British Broadcasting Corporation (BBC), the national broadcaster of
the United Kingdom, aired a two-part series documentary attacking PM
Narendra Modi’s tenure as Gujarat Chief Minister during the Gujarat
riots of 2002.
India on Thursday denounced the
controversial BBC documentary series on Prime Minister Narendra Modi
and described it as a “propaganda piece” that is designed to push a
discredited narrative.
One of the nefarious objectives behind the documentary was to cast
aspersions on the role of Islamists in the Godhra train carnage, which
claimed a total of 59 Hindu lives.
At about 9:12 minutes into the programme, it claimed, “The final
death toll was 59 and the cause of the fire was disputed. But at the
time, Muslims were blamed.”
Former BBC reporter Jill McGivering was then brought in to
further lend credence to the insinuation. “This is in a State that has a
particular history of tensions between the Hindu majority and the
Muslim minority. There is a history of communal violence, nasty
violence,” she was heard saying.
“And the concern was something like this happens, the Hindu community
will feel angered that their community has been targeted,” McGivering
further added while she tried to portray Narendra Modi as a Hindu
hardliner who avenged the riots.
But by doing so, the BBC nullified the role of the extremists who set
the Sabarmati express on fire, which is not disputed in any sense.
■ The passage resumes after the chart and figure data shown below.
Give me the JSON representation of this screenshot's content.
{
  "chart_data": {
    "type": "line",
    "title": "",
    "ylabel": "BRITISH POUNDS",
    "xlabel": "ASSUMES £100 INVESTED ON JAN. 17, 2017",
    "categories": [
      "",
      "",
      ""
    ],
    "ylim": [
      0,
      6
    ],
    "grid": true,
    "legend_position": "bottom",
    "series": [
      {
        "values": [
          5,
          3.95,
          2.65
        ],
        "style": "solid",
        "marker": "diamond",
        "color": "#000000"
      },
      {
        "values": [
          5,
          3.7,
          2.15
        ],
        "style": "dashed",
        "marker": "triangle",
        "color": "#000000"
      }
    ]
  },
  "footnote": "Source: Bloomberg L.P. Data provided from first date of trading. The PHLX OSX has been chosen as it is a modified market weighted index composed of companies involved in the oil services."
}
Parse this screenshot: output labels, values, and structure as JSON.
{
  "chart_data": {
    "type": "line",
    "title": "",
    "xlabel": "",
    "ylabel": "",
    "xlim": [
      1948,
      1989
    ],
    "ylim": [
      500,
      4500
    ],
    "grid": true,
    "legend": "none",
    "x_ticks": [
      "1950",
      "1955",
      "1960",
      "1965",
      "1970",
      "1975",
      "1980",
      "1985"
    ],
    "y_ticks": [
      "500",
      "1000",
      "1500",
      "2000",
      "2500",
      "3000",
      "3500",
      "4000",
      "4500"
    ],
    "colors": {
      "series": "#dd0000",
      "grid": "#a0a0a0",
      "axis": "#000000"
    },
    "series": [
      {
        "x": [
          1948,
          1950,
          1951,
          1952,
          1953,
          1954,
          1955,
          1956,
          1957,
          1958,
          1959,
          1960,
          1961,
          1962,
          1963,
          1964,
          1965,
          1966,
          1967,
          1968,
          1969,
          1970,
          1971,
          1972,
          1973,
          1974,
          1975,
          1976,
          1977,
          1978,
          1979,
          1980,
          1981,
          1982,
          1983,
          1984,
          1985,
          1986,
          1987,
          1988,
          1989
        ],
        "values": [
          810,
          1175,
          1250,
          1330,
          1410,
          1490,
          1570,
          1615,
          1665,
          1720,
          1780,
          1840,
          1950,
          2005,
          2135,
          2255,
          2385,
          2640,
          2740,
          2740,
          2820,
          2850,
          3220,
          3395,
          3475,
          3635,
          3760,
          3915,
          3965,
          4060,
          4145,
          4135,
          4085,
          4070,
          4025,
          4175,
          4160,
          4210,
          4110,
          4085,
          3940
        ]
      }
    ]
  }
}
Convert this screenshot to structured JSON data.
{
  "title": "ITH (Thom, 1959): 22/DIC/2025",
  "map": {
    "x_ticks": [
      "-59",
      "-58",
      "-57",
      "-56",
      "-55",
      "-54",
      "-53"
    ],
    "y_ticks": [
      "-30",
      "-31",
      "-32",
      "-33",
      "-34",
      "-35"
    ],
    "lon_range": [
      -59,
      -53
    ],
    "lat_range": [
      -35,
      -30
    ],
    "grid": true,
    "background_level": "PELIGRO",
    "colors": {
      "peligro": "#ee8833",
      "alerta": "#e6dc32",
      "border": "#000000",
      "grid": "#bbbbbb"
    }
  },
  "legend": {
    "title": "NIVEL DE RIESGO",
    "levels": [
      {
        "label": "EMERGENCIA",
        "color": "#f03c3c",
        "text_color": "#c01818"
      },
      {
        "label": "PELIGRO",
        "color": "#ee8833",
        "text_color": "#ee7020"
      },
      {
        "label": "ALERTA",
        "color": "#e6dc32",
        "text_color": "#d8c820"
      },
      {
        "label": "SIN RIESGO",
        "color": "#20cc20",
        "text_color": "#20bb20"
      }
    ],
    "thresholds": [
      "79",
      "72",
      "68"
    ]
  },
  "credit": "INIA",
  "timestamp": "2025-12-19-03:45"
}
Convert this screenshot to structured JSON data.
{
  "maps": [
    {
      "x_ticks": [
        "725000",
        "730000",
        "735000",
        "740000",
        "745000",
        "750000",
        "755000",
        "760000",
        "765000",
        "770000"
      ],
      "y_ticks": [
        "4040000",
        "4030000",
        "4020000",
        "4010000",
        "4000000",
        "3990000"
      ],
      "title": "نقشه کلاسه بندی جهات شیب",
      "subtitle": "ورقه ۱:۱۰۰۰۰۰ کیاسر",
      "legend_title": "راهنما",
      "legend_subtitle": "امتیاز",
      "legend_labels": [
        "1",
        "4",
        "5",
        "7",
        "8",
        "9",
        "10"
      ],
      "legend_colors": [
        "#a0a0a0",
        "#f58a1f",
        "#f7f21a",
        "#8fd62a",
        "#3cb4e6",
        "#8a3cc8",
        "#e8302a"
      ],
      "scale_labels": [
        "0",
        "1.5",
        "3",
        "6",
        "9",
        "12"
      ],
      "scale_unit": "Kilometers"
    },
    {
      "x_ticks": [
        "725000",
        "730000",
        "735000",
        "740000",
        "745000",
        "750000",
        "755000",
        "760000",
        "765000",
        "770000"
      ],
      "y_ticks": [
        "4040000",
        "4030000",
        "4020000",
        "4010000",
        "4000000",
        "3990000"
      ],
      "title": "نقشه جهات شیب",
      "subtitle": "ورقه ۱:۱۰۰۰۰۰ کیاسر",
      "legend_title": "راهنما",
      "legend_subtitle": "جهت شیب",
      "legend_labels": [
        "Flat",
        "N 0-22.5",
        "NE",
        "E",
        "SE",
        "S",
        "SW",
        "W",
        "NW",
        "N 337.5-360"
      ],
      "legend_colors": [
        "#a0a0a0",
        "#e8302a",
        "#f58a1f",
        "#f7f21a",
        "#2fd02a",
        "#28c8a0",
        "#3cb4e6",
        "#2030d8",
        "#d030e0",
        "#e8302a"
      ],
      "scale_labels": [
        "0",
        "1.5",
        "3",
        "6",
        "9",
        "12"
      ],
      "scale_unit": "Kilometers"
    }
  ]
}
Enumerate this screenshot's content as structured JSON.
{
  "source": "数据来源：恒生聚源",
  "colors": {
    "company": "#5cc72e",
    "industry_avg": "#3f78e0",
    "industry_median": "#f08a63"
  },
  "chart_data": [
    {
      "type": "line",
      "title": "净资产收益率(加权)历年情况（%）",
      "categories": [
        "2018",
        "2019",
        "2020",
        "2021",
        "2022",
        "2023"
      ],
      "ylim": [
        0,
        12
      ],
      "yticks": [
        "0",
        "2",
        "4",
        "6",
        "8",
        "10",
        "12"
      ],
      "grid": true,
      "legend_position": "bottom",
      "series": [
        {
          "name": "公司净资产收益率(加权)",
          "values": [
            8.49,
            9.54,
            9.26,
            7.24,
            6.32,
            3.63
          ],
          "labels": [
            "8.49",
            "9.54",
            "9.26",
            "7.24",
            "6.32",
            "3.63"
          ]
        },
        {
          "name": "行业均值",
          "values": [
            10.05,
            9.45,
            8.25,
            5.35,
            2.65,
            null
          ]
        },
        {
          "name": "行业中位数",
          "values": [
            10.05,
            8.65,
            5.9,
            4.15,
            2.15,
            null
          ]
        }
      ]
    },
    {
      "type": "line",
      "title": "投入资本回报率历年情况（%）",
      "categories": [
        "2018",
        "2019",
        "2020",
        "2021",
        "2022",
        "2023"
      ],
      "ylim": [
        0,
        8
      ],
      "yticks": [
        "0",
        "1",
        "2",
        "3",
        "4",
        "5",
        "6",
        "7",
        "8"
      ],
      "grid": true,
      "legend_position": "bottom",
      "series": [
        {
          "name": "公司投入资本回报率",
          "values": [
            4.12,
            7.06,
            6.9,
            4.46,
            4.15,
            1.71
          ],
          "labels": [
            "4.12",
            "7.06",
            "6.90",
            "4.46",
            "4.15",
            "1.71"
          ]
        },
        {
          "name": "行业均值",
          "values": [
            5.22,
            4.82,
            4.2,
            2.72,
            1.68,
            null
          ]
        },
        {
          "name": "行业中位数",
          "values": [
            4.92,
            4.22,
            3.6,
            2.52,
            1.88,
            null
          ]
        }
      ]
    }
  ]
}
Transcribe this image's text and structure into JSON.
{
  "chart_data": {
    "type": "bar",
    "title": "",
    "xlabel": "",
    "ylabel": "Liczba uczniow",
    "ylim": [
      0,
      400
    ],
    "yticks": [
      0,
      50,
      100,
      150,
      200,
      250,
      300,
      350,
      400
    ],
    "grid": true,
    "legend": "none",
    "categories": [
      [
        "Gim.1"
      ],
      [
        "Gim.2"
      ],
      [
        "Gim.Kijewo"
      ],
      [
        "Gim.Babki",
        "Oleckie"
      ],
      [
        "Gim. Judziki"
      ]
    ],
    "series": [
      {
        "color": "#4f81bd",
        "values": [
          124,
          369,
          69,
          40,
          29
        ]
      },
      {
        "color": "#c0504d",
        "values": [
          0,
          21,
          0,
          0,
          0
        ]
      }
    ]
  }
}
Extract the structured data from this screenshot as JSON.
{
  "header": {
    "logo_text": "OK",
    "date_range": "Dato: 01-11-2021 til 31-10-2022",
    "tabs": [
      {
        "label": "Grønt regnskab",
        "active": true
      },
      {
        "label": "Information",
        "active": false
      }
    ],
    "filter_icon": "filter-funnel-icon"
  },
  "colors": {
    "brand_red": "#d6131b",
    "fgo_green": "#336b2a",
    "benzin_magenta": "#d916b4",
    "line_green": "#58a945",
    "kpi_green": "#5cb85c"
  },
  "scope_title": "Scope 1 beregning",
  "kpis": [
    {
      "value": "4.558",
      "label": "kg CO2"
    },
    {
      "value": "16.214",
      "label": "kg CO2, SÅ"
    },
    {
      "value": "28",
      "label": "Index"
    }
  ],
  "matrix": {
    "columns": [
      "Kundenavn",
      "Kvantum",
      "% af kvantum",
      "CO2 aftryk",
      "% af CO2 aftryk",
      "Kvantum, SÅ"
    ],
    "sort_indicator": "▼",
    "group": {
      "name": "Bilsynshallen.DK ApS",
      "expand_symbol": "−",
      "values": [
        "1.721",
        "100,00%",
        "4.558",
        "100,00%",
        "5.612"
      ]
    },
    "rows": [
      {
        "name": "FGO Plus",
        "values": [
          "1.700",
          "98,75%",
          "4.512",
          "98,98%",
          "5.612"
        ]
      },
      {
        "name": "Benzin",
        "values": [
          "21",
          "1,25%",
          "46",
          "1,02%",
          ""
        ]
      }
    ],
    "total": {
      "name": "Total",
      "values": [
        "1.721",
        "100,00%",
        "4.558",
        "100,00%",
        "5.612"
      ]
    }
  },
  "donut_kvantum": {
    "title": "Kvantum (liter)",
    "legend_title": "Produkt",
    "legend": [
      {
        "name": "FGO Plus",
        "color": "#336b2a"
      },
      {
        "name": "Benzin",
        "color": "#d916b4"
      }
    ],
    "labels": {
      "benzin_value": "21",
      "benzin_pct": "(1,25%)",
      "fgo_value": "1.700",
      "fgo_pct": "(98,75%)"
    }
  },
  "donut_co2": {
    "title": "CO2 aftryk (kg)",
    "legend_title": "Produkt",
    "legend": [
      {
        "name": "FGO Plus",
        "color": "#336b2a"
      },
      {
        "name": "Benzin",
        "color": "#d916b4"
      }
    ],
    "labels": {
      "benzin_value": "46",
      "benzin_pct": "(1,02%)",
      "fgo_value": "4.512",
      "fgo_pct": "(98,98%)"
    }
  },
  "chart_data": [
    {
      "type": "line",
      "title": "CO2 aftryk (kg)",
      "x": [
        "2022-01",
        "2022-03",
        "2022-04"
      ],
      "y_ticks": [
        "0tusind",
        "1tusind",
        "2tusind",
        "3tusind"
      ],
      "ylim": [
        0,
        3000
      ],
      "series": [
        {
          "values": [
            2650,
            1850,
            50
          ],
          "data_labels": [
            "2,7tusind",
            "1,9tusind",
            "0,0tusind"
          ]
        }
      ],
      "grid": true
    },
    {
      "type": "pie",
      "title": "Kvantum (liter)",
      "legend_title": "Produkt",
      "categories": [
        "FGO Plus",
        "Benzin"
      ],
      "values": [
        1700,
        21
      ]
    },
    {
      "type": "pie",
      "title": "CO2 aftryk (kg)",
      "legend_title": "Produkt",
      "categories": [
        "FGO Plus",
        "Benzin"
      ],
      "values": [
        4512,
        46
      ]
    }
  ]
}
The truth about the 2002 Godhra train carnage
On 27th February 2002, the Sabarmati express was scheduled to reach
Godhra station at about 3:30 am. On that day, the train was running four
hours late. As such, it arrived at Godhra by 7:40 am.
8 minutes later, a mob of 2000 Islamists set 59 Hindus, including 25 women and 15 children, in the coach S6 of the train on fire in Godhra’s predominantly Muslim area – Signal Falia.
31 Islamists were found guilty of
the Godhra massacre on February 22, 2011, by the trial court (with only
11 receiving the death penalty and 20 receiving life in prison), and
all 31 convictions were affirmed by the Gujarat High Court in October
2017, resulting in everyone receiving a life sentence. Prior to that,
based on the testimony of
witnesses and survivors, it was obvious to anybody with even a modicum
of intellectual integrity that Muslims had set the train on fire.
In February 2003, an accused person made a judicial confession in
which he acknowledged that Godhra was a well-planned attack and that he
had personally participated in it. A judicial confession is conclusive
evidence. This proves that the Godhra carnage was a preplanned attack on
the innocent Karsevaks.
In the March 2006 issue of Outlook, a report was published. This report includes the following two paragraphs:
Gayatri Panchal, a resident of Ahmedabad, who survived the
incident on February 27, 2002, but lost both her parents in her reaction
to the report has said, “The report of the Banerjee Commission is
absolutely wrong. I have seen everything with my own eyes and barely
escaped myself but lost both my parents.”
Panchal, who has three sisters, said the Banerjee Commission
report was not correct as the fire could not have been accidental as no
one was cooking in the S-6 coach and it was packed with passengers.
“Mobs pelted stones at the coach for a long and then threw in burning
rags and also poured some inflammable material so that the coach was on
fire. I will maintain the same wherever I am called to depose on the
matter,” Panchal said.
So, it is clear that, according to the eyewitness account, coach S-6
caught fire when Muslims drenched it in gasoline, set it ablaze, and
circled the railway from all sides to prevent the Ramsewaks from
leaving, according to the police’s obviously plausible statement.
It becomes necessary to refer to the Nanavati-Mehta commission’s comments which
cite the forensic science laboratory’s reports. The report denies all
the possibilities and conspiracies raised by Muslims and liberal
activists inventing multiple reasons for the coach being set ablaze.